Apr 14th, 2016 | By | Category: Editor's Picks, Front Page Layout, News, Top Picture

Windley 650

Rising achievement rates at Porirua’s Windley School are due to a new teaching approach according to the school’s principal.

Staff have handed the reigns over to the students and are letting them take control of their own learning.

Principal Rhys McKinley says teachers and staff realise that children learn best when they are taught by one another instead of being told everything by teachers.

“I learnt more from who I was at school with than probably from the teachers,” Mr McKinley says.

He says Windley School is all about giving the students the opportunity to solve their own problems through discussion with other students and sharing of ideas.

And the principal says this new teaching practice allows students to figure out for themselves what they’ve learnt and what they need to do next time to improve their learning.

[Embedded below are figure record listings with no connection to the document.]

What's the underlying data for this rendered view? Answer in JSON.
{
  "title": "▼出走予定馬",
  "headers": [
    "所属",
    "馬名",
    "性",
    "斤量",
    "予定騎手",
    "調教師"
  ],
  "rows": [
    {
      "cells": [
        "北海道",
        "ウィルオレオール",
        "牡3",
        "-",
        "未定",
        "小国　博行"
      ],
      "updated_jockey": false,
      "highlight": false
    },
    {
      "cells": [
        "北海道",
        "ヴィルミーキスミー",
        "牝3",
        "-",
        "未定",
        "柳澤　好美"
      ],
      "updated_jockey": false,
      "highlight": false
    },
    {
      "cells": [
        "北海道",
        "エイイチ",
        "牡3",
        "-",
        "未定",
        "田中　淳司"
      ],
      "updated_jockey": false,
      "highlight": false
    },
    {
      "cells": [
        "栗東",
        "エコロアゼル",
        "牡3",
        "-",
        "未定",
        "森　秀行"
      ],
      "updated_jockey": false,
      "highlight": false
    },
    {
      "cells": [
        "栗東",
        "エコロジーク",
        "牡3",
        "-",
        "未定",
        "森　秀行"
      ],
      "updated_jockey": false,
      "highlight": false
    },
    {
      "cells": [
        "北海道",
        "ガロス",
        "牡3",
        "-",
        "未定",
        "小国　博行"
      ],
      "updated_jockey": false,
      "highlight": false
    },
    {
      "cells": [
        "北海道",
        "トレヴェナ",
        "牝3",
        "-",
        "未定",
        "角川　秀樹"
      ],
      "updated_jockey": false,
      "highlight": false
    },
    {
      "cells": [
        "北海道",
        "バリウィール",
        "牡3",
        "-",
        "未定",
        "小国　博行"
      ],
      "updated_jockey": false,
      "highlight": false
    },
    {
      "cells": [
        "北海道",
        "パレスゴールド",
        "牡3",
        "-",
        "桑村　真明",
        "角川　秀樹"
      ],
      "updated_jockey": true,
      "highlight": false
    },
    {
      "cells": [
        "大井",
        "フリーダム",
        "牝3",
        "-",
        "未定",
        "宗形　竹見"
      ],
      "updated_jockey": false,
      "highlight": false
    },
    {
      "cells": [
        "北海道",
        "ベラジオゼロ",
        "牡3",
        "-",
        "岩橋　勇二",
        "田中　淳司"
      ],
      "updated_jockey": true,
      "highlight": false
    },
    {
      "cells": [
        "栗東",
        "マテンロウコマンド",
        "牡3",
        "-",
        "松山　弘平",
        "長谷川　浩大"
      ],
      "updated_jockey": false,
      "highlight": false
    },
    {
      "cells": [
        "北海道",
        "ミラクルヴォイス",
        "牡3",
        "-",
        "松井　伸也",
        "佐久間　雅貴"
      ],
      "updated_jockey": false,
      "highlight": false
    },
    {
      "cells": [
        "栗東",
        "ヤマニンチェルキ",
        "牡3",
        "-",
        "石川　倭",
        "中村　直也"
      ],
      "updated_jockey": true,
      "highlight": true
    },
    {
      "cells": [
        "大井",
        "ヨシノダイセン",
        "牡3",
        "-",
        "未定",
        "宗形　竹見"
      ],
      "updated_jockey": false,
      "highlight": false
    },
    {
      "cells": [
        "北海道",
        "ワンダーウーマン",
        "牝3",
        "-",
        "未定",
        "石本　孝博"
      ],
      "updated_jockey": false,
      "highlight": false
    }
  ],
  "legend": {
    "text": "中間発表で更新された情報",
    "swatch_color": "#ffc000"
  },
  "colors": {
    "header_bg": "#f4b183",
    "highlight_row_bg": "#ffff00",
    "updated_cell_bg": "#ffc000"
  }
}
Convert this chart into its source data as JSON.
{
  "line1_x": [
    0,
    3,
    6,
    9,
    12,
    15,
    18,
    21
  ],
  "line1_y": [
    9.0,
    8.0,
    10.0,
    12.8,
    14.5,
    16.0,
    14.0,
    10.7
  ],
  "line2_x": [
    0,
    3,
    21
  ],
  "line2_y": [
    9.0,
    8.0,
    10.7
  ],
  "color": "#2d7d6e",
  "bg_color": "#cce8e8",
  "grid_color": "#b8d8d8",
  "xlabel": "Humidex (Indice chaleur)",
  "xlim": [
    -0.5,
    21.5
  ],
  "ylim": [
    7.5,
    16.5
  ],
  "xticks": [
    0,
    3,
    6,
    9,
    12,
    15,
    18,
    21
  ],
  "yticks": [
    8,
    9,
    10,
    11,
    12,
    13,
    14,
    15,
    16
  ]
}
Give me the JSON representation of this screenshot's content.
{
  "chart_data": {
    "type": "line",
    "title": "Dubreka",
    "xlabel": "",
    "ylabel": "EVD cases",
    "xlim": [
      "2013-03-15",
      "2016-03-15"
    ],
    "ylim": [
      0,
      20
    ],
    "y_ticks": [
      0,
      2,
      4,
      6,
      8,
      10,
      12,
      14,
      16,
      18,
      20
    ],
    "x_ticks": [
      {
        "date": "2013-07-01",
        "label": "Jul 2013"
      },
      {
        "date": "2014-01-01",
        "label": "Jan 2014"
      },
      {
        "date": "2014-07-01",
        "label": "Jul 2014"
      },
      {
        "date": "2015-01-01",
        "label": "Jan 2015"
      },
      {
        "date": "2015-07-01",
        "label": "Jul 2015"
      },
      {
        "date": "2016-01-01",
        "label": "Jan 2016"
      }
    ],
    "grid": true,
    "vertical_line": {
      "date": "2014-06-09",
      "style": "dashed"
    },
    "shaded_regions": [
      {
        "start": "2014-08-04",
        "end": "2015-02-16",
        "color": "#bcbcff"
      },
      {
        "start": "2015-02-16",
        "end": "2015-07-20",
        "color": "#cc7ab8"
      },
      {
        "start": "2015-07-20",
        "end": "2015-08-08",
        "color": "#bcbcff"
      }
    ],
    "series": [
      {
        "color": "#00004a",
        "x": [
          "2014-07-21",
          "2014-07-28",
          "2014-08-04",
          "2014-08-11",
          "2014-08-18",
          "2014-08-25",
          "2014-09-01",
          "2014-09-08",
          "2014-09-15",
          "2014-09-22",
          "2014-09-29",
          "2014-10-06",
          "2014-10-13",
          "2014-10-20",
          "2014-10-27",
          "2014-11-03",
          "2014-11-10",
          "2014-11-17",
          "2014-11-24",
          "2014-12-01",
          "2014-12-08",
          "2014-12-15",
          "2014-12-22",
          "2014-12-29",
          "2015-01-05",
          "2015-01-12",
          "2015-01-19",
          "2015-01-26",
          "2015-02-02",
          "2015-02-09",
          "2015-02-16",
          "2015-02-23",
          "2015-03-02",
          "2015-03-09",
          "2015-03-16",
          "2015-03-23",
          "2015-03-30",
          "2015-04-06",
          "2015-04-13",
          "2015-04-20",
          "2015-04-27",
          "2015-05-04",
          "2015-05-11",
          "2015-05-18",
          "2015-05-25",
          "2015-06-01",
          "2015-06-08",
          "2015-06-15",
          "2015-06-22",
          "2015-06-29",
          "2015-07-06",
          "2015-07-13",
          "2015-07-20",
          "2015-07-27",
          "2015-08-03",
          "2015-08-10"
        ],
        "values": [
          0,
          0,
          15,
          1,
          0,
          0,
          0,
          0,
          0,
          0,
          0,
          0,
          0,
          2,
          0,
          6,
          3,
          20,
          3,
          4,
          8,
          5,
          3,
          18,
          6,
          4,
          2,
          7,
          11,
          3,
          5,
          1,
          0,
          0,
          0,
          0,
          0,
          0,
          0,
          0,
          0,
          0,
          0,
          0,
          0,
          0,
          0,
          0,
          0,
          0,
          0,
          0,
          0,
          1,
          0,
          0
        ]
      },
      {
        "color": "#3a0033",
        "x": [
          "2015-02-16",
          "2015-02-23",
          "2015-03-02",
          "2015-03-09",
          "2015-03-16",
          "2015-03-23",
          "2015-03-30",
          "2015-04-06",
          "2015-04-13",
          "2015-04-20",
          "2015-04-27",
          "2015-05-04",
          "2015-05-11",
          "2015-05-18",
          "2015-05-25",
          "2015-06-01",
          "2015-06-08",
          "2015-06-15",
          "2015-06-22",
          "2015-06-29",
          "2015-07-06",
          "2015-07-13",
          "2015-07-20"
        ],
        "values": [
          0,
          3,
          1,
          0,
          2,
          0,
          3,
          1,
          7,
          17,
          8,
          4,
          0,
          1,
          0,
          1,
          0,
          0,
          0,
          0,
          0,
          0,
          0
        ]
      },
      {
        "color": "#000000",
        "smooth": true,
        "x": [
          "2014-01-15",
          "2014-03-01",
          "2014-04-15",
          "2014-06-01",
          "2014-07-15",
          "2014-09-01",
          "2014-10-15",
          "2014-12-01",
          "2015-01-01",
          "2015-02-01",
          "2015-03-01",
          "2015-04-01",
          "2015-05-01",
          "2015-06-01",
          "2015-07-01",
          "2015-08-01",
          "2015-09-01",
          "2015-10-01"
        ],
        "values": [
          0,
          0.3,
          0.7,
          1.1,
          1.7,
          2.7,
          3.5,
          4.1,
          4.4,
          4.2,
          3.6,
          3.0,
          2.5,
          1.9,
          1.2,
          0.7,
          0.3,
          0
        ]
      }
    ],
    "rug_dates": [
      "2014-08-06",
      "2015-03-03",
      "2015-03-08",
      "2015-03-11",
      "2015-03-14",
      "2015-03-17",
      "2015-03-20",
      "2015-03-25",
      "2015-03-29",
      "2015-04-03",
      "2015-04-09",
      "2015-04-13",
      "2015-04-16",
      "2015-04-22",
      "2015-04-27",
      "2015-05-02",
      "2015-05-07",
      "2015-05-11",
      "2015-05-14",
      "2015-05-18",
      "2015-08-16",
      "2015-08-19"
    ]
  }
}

“Once we get all the relationships, the social and the health issues in place and cared for then we can start working on students’ achievements,” he says.

Over the years Windley has struggled to provide students with the resources needed but the principal says they try their best by providing them with the basic tools to prepare them for the day.

Every morning volunteers and Windley students set up a breakfast club that allows the students to grab a bite to eat providing them with brain food to last the morning.

“You can’t do reading and writing and maths on an empty stomach,” Mr McKinley says.

Statistics show that the new teaching approach has lifted achievement rates significantly over the last three years.

Last year reading rates improved by 11% maths 6% and writing 17%.

Nationally students only improve by 6% in writing and 9.5% in reading, according to Mr McKinley.

And the changes don’t stop here.

This year Windley School is aiming to achieve some major goals.

The principal says among them, raising achievement levels for Maori and Pacific Island students, increasing staff numbers and making sure they have the resources they need to support digital learning in the school.

Rhys McKinley says he’s confident the change in teaching practices will definitely benefit their students in the long run and they will continue to see a rise in student achievement.